«Меня всю жизнь гнали, как бешеного зверя, — говорил он, возвращая в карман алое удостоверение делегата областного съезда профсоюзов, которым за минуту до этого хвастался. — Я задыхался, выбивался из сил, но никогда, подчеркиваю, никогда не давался в руки живым».
Неживым представить Сугробова мог только большой фантазер.
В Израиле он не работал. Никогда и нигде. Существовал на пособия — свое и матери. Но жизнь проживал на редкость активную, полную суеты сует и всяческой суеты. В редакциях газет, на общественных мероприятиях, в клубах и библиотеках, аудиториях и на стадионах он появлялся, казалось, из ниоткуда. Как насморк. И все портил.
Однажды он ворвался в Дом репатрианта на презентацию судебного иска известного правозащитника Августа Дебельмана, прервал докладчика на полуслове, выскочил на сцену и устроил форменный дебош с криками, хватанием за грудки и плевками в лицо оппоненту. Дебельман, за месяц до этого виртуально судившийся с генеральным секретарем ООН, был посрамлен и пустился наутек. А торжествующий Сугробов содрал с демонстрационной доски роскошную схему с заголовком «Русская мафия в Израиле: метастазы», порвал ее на клочки и растоптал.
Позже он рассказал мне, что был знаком с Дебельманом еще по той, доизраильской жизни. «Надо было расквасить эту ряху еще там, в Караганде, — бесновался он. — Зря я не дал тогда отмашку своим ребятам! Зря пожалел подлеца!..»
Никаких ребят в Караганде у Сугробова, конечно же, не было. В отличие от Дебельмана. Этот духобор относился к той категории клинических общественников, которых взрастила советская перестройка. В стране развитого социализма, которую Август Дебельман до сорока пяти лет осторожно любил, а после сорока пяти безоглядно возненавидел, поначалу был он простым инженером, кухонным интеллигентом и членом партии, затем возвысился до председателя общества трезвости. А когда это общество органично эволюционировало в патриотическое движение споенного русского народа, его неожиданно объявили басурманом.
Тогда, в 1988 году, Август впервые в жизни внимательно изучил свои метрики и ужаснулся имевшему место несообразию.
Оторопь прошла к осени девяностого, когда Дебельман обнаружил себя в очереди в ОВИР. Рядом с Мироном Сугробовым и его тогда еще женой Кирой.

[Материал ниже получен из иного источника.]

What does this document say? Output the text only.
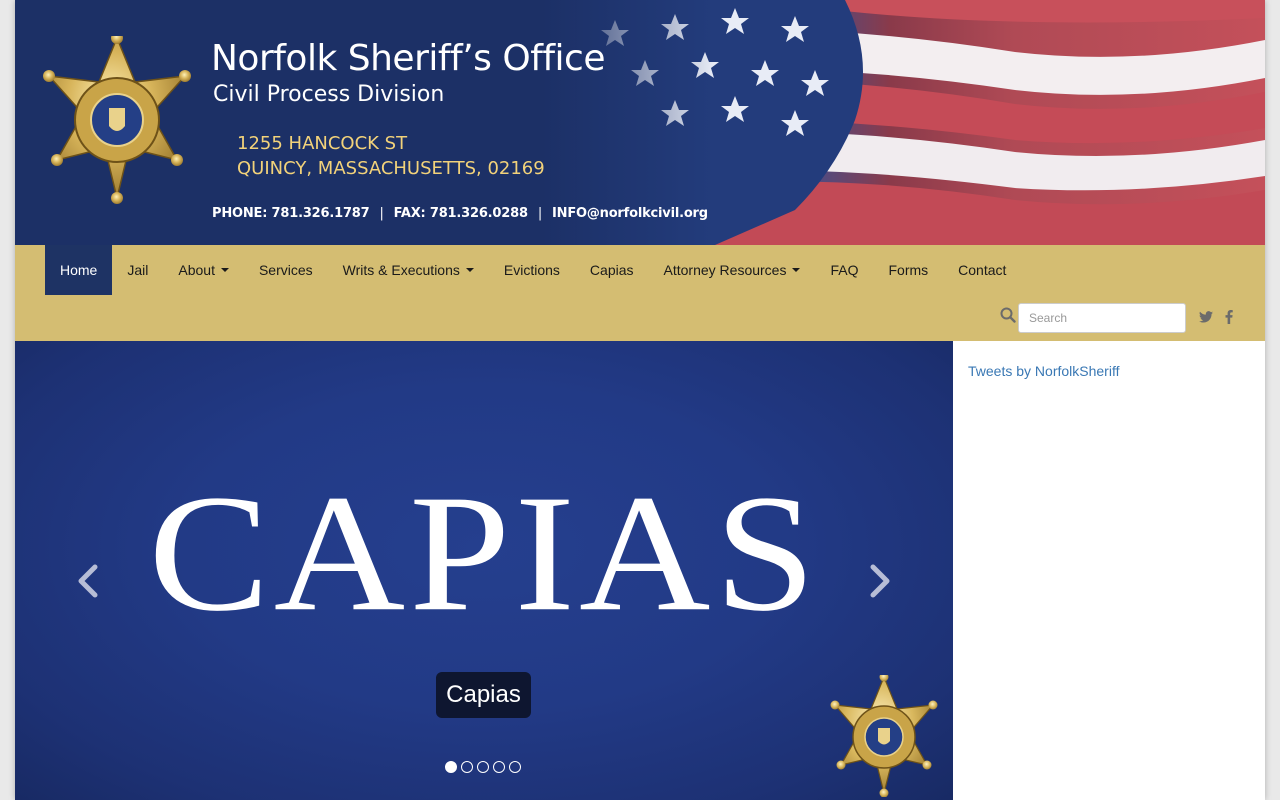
Norfolk Sheriff’s Office
Civil Process Division
1255 HANCOCK ST
QUINCY, MASSACHUSETTS, 02169
PHONE: 781.326.1787 | FAX: 781.326.0288 | INFO@norfolkcivil.org
Home Jail About	Services Writs & Executions	Evictions Capias Attorney Resources	FAQ Forms Contact
Search
CAPIAS
Capias
Tweets by NorfolkSheriff
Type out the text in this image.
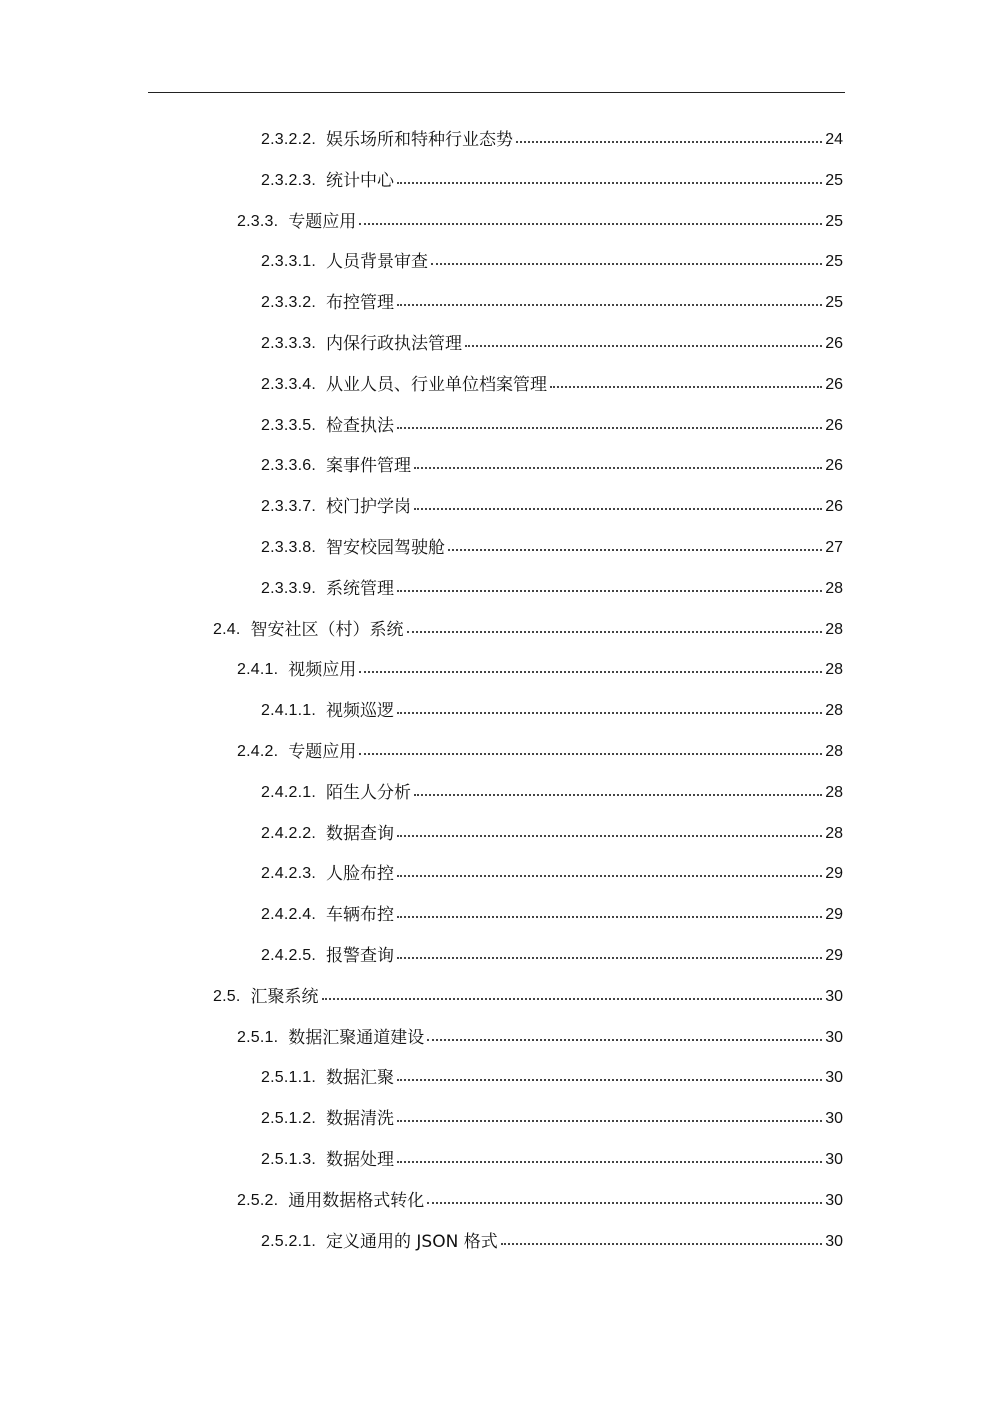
2.3.2.2. 娱乐场所和特种行业态势	24
2.3.2.3. 统计中心	25
2.3.3. 专题应用	25
2.3.3.1. 人员背景审查	25
2.3.3.2. 布控管理	25
2.3.3.3. 内保行政执法管理	26
2.3.3.4. 从业人员、行业单位档案管理	26
2.3.3.5. 检查执法	26
2.3.3.6. 案事件管理	26
2.3.3.7. 校门护学岗	26
2.3.3.8. 智安校园驾驶舱	27
2.3.3.9. 系统管理	28
2.4. 智安社区（村）系统	28
2.4.1. 视频应用	28
2.4.1.1. 视频巡逻	28
2.4.2. 专题应用	28
2.4.2.1. 陌生人分析	28
2.4.2.2. 数据查询	28
2.4.2.3. 人脸布控	29
2.4.2.4. 车辆布控	29
2.4.2.5. 报警查询	29
2.5. 汇聚系统	30
2.5.1. 数据汇聚通道建设	30
2.5.1.1. 数据汇聚	30
2.5.1.2. 数据清洗	30
2.5.1.3. 数据处理	30
2.5.2. 通用数据格式转化	30
2.5.2.1. 定义通用的 JSON 格式	30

В Израиле Дебельман открыл для себя такое широкое поле деятельности, какое казахстанской провинции и не снилось. Кратко ознакомившись с условностями местного судопроизводства, Дебельман набрал полную грудь возмущения и кинулся во все тяжкие. Не прошло и года, как он прославился, заработав репутацию поборника справедливости, правозащитника, стукача и продажной шкуры. Он выступал в газетах и по русскому радио, посылал ноты протеста прокурору России и сочинял меморандумы, судился с газетами, депутатами кнессета и соседями по подъезду, обращался в Международный трибунал в Гааге и один раз даже был оплеван спецпредставителем ООН на Ближнем Востоке Терье Род-Ларсеном: когда Дебельман к нему подошел, тот как раз сморкался.
Дебельман боролся за чистоту репатриации, предлагая властям обыскивать всех прибывающих в страну евреев. «Ведь едут одни воры и коммунисты! — кричал он. — Едут, проклятые, растлевать нашу молодую страну. И комсомолистов своих везут, пятую колонну!.. Господа! Внимание! Предлагаю всех, у кого в кошельке больше тысячи долларов, арестовывать, пытать и отсылать назад! Не могут они быть честными евреями!..»
Если Сугробова обходили стороной, то от Дебельмана шарахались, как от больного птичьим гриппом. Было, несомненно было у них что-то общее.
Август Дебельман, как и Мирон Сугробов, тунеядствовал. Жил на пенсию жены-инвалида и на жалкие гонорары из газет, которых не хватало даже на коржик в буфете министерства юстиции. Откуда доставал он средства на нескончаемые судебные издержки, оставалось загадкой. Злопыхатели, первым из которых был, разумеется, Сугробов, утверждали, что деятельность Дебельмана проплачивается из-за бугра — если не из Кремля, то из Астаны.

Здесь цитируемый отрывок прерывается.